An LLM has layers (the kind you offload to VRAM), the refusal is often located in only a couple layers by 'removing' that specific layers it becomes uncensored. One method is to ask it manually 'forbidden' content and see what layers get activated to find out where you have to make the cut, another way is to do that automatic (heretic script). In general all the methods have a similiar effect to remove the blocking and allow the llm to answer the prompt.

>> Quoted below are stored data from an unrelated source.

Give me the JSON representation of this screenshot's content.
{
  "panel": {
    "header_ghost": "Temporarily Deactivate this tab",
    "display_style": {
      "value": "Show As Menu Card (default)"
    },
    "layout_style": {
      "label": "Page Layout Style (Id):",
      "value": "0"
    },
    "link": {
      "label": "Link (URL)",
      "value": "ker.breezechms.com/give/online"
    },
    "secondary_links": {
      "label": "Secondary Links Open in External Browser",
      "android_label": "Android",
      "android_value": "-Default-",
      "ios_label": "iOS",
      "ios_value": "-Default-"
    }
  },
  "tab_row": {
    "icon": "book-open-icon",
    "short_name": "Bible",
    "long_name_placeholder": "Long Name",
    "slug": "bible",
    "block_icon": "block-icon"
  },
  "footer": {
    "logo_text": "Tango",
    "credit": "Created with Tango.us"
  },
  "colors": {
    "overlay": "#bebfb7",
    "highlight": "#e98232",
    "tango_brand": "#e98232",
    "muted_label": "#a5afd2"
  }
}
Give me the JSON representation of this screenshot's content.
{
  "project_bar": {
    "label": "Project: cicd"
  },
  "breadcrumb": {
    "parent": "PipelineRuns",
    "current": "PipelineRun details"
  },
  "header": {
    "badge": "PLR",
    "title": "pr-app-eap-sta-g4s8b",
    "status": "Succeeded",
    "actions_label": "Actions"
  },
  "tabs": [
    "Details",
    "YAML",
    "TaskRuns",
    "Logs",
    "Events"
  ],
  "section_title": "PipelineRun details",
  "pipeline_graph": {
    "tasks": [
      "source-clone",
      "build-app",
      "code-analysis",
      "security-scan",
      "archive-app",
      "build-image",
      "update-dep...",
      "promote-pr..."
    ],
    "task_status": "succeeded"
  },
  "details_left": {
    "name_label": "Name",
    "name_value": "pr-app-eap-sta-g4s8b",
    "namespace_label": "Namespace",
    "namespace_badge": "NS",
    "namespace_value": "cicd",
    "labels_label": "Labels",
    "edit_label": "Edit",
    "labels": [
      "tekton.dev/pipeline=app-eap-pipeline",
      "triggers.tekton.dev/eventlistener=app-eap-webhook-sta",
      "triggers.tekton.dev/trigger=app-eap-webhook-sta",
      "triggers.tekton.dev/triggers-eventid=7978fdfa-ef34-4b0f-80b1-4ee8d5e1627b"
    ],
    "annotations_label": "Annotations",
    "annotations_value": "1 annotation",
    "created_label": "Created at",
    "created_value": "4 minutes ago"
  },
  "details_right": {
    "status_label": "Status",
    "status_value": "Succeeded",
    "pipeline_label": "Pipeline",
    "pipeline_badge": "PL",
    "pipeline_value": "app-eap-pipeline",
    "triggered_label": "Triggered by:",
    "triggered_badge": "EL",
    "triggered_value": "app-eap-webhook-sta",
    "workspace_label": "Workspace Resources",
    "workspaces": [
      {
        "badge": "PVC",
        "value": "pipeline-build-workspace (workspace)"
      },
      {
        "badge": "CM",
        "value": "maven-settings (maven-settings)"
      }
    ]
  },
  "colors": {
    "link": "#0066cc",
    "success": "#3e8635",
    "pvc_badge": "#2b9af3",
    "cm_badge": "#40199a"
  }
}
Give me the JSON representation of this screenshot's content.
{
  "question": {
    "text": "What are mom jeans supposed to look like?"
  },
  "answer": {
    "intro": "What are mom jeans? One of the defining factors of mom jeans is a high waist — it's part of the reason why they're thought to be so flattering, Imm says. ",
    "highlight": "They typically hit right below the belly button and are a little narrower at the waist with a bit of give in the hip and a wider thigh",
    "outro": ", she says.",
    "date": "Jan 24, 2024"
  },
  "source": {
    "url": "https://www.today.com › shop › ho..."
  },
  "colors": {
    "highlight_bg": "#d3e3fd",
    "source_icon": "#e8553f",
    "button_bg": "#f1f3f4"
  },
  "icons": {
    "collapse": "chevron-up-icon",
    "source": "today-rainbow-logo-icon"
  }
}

Depending on how good that is done and how deep the safety layers are ingrained they can lose quality or not.
llama-impersonator@reddit
that is not how it works at all.
nickless07@reddit
Okey, then explain https://www.lesswrong.com/posts/jGuXSZgv6qfdhMCuJ/refusal-in-llms-is-mediated-by-a-single-direction better. At least that is how I understood it so far.
llama-impersonator@reddit
yeah, you are conflating layers and refusal mechanisms. no one is removing layers here. the original method targets every single layer. what happens is a number of prompts have their activations collected - a batch of prompts unlikely to cause refusals, and a batch of prompts that are likely to cause refusals. then the mean is calculated for each group, and the refusal direction is calculated by taking the difference of the two groups. then a projection of that direction onto either some or all of the weight matrices in the model is done, and that projection is subtracted from the corresponding weights, which zeros out the output of the matrix on the new residual stream along the refusal direction.
nickless07@reddit
Ohh yeah, right it was the weights not the layers. I'm not that deep into all of this, but i'm learning. Thanks, that makes much more sense now.
BannedGoNext@reddit
But from what I udnerstand the derestriction method is not removing the safety layer, it is redirecting it to be helpful. So rather than saying just bypass this restriction layer, it tries to find a way to help the request.
nickless07@reddit
That is finetuning, the safety layers stay mostly intact (how to build a bomb, or how to cook meth and so on will still be refused), but other things like ERP, or political, medical discussions are allowed by shifting the weights towards it. Kinda 'overwriting' the basics instead of removing them entirely.
BannedGoNext@reddit
That's pretty cool! I know it's not a measurement, but the few models that have had this sort of derestriction done on it just feel smarter.
nickless07@reddit
Kinda similiar to Gemma 3 37B and Medgemma 3 27B. Same knowledge, but different weighted. They get smarter in that origin, but don't lose their overall knowledge it just get dimmed.
Blizado@reddit (OP)
Yeah, it also depends for what you use the LLM. For some tasks you may not notice the quality lose at all. And as you said, abliteration is not always the same, different sources for such a model with different results. I also have seen Heretic models of one LLM, one with less censor but more quality loose, one with low quality loose but less uncensoring. At least we now have often numbers to see the difference without guessing how good a uncensored model may be.
notanNSAagent89@reddit
a_beautiful_rhind@reddit
For #1 you can select a model with less KLD despite it still having some refusals. A lot of decensoring can be done with samplers and system prompt without modifying the model.
llama-impersonator@reddit
yeah, i look for low KLD and like half the refusals. that's usually sufficient for whatever i need, you can convince the model instead of it just stonewalling you with refusals. models that have the refusals totally killed produce a number of side effects i don't really care for.